We are developing approaches to gain information by using expert opinion to inform borrowing from larger patient strata (or multiple strata) within the trial. Alongside this, in collaboration with the Alan Turing Institute, we are empirically evaluating recent machine learning innovations for (i) detecting strata within which treatment effects differ and (ii) quantifying the strength of evidence for these differences.
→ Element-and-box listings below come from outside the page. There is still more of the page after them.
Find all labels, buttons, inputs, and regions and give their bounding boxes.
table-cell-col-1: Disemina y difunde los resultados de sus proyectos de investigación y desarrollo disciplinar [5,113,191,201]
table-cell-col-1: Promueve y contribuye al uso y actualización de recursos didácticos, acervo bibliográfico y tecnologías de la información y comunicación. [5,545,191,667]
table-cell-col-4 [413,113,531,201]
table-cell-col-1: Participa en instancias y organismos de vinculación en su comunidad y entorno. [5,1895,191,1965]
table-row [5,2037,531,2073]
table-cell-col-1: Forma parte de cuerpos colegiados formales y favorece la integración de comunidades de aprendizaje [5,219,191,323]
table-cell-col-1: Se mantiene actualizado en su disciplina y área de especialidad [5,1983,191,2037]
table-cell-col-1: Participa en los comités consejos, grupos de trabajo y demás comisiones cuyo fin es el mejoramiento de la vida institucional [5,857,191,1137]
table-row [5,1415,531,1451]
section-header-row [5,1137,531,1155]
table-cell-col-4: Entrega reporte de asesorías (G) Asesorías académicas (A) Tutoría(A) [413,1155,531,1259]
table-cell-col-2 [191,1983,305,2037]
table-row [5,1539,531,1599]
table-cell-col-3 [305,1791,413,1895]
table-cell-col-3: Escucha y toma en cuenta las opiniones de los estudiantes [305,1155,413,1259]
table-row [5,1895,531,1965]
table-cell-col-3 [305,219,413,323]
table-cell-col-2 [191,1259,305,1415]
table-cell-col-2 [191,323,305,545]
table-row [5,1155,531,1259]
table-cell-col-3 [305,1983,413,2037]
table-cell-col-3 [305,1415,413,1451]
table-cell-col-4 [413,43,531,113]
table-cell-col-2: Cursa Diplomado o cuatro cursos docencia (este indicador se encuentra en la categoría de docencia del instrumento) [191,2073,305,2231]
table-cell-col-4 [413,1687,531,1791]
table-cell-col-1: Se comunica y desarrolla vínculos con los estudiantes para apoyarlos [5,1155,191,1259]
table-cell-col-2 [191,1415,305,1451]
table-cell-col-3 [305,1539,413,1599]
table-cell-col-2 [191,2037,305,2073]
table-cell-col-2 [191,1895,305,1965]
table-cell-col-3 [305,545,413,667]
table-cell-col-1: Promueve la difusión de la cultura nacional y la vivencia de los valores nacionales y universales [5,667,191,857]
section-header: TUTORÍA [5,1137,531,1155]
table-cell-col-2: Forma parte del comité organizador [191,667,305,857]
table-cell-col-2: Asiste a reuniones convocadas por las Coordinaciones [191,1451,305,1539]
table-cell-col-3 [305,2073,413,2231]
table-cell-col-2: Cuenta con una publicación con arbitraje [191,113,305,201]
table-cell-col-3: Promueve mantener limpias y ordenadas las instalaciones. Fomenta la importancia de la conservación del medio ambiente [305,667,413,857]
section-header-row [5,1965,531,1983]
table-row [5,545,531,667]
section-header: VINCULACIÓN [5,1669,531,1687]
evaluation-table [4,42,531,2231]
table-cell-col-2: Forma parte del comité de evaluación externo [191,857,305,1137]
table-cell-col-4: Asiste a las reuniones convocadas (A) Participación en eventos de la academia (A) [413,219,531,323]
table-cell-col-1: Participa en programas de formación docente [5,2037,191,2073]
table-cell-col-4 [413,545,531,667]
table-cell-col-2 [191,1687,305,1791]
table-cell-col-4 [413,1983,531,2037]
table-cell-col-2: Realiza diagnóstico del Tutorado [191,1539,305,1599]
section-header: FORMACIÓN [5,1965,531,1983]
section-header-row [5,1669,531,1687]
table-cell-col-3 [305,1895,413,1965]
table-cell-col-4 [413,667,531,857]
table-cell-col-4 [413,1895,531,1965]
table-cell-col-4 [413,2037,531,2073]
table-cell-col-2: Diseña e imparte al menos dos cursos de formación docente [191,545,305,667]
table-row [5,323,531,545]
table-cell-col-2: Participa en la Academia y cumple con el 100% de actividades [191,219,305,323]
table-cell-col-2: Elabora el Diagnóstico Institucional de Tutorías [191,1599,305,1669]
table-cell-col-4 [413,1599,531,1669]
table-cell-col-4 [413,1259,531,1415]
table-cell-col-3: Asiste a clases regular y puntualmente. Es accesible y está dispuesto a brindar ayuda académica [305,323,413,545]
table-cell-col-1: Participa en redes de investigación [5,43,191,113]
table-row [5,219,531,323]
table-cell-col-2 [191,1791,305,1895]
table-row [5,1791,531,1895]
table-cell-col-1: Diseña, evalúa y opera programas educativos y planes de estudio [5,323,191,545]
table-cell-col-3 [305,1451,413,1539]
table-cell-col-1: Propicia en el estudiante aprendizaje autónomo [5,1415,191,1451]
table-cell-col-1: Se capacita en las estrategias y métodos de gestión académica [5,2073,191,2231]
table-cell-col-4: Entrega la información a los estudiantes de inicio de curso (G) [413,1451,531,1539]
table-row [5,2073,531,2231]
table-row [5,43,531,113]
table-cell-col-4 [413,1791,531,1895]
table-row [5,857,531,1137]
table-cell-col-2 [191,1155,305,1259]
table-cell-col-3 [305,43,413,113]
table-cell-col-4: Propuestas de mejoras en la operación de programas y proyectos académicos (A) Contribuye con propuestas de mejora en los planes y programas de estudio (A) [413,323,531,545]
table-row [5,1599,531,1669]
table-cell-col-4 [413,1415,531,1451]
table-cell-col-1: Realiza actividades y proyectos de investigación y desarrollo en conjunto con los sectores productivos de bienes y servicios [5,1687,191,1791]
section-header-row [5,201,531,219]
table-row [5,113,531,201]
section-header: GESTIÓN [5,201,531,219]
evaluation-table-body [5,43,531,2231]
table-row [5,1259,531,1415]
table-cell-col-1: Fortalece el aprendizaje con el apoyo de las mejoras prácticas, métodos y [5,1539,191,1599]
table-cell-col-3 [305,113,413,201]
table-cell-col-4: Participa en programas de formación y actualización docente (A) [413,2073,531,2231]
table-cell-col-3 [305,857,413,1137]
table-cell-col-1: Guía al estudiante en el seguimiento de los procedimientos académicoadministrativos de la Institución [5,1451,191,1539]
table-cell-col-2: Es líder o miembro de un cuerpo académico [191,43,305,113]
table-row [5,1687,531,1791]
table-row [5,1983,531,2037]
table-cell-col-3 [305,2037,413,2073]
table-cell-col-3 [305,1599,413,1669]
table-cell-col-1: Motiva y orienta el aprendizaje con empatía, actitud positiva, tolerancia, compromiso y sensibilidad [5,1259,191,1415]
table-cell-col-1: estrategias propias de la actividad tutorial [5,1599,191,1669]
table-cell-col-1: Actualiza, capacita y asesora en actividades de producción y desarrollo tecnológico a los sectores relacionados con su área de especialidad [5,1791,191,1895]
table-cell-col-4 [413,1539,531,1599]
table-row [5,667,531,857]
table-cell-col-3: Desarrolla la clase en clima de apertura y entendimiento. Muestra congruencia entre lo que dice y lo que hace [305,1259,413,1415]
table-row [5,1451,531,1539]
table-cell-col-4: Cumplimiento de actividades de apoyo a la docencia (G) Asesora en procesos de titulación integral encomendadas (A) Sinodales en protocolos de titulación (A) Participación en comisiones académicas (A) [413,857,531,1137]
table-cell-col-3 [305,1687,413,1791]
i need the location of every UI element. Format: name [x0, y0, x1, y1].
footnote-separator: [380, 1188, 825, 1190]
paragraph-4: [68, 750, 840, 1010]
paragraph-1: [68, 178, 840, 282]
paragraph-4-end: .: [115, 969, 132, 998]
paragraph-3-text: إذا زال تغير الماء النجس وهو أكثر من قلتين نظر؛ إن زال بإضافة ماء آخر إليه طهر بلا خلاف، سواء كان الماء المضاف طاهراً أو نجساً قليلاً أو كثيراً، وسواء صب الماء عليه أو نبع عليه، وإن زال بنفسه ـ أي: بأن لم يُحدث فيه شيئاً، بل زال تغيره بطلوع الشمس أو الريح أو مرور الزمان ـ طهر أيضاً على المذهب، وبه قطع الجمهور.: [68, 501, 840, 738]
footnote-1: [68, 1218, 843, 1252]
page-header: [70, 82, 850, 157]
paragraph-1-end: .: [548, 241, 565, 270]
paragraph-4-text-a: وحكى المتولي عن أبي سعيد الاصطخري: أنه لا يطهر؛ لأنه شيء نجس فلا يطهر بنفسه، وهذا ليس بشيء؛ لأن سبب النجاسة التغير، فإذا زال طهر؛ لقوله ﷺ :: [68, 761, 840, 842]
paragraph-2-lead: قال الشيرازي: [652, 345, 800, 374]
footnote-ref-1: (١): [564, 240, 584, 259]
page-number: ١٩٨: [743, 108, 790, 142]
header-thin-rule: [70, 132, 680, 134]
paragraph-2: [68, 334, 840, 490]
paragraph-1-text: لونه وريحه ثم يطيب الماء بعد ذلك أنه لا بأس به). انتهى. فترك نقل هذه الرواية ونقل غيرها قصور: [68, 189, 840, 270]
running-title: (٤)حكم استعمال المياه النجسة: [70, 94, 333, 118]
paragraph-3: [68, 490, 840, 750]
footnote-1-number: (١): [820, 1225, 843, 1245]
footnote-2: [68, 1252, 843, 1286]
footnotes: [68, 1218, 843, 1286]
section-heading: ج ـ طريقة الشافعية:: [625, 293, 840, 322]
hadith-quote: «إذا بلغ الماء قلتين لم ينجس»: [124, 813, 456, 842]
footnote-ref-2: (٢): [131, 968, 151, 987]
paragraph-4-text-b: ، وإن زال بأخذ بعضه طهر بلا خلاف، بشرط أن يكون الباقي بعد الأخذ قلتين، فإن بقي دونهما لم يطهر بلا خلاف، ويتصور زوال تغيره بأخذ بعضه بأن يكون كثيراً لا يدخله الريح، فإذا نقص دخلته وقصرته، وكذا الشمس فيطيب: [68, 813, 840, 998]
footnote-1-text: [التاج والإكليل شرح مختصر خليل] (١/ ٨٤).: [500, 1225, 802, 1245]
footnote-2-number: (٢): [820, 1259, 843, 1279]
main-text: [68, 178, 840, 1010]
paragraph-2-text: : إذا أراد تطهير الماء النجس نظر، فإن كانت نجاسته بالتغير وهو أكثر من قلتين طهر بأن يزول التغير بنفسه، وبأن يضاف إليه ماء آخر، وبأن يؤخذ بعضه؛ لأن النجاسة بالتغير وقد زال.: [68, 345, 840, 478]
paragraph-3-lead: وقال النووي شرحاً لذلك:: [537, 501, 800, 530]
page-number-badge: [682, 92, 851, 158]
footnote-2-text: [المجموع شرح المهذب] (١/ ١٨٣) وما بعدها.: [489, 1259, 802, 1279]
Causal inference in trials

The primary question of clinical trials is typically about the effect of a decision to undergo a treatment. In answering this, we account for events that happen during the period in which patients are followed up, such as participants switching treatments. However, it is sometimes of interest to ask questions such as ‘what would have happened if participants had not switched treatments?’ (handling treatment switching) and ‘How did the treatment work? Did it work by first affecting a biomarker which in turn affected the eventual outcome (e.g. early effect on blood pressure reducing the risk of stroke)?’ This is known as mediation analysis. These questions are easy to articulate but hard to answer, and our research focuses on extending and evaluating some of the available methods to match the complexity of real trials.

Simulation studies

We need to be able to compare how different statistical methods behave. For example, one method for analysing a clinical trial may be biased, systematically returning an estimate that a treatment is more (or less) effective than it truly is. But how can we tell whether a method is biased? When analytic approaches are intractable, Simulation studies are a key tool for addressing such questions. We simulate hypothetical data that represent a study in important ways and then analyse the simulated data in one or more ways. Doing this just once will not tell us which is ‘right’, so we repeat the procedure many times and see whether a method is systematically wrong. Unfortunately, simulation studies are not taught well and many using them design and report their studies poorly. We have worked on a tutorial explaining how to use simulation studies and have several ongoing projects about how to improve their design and reporting.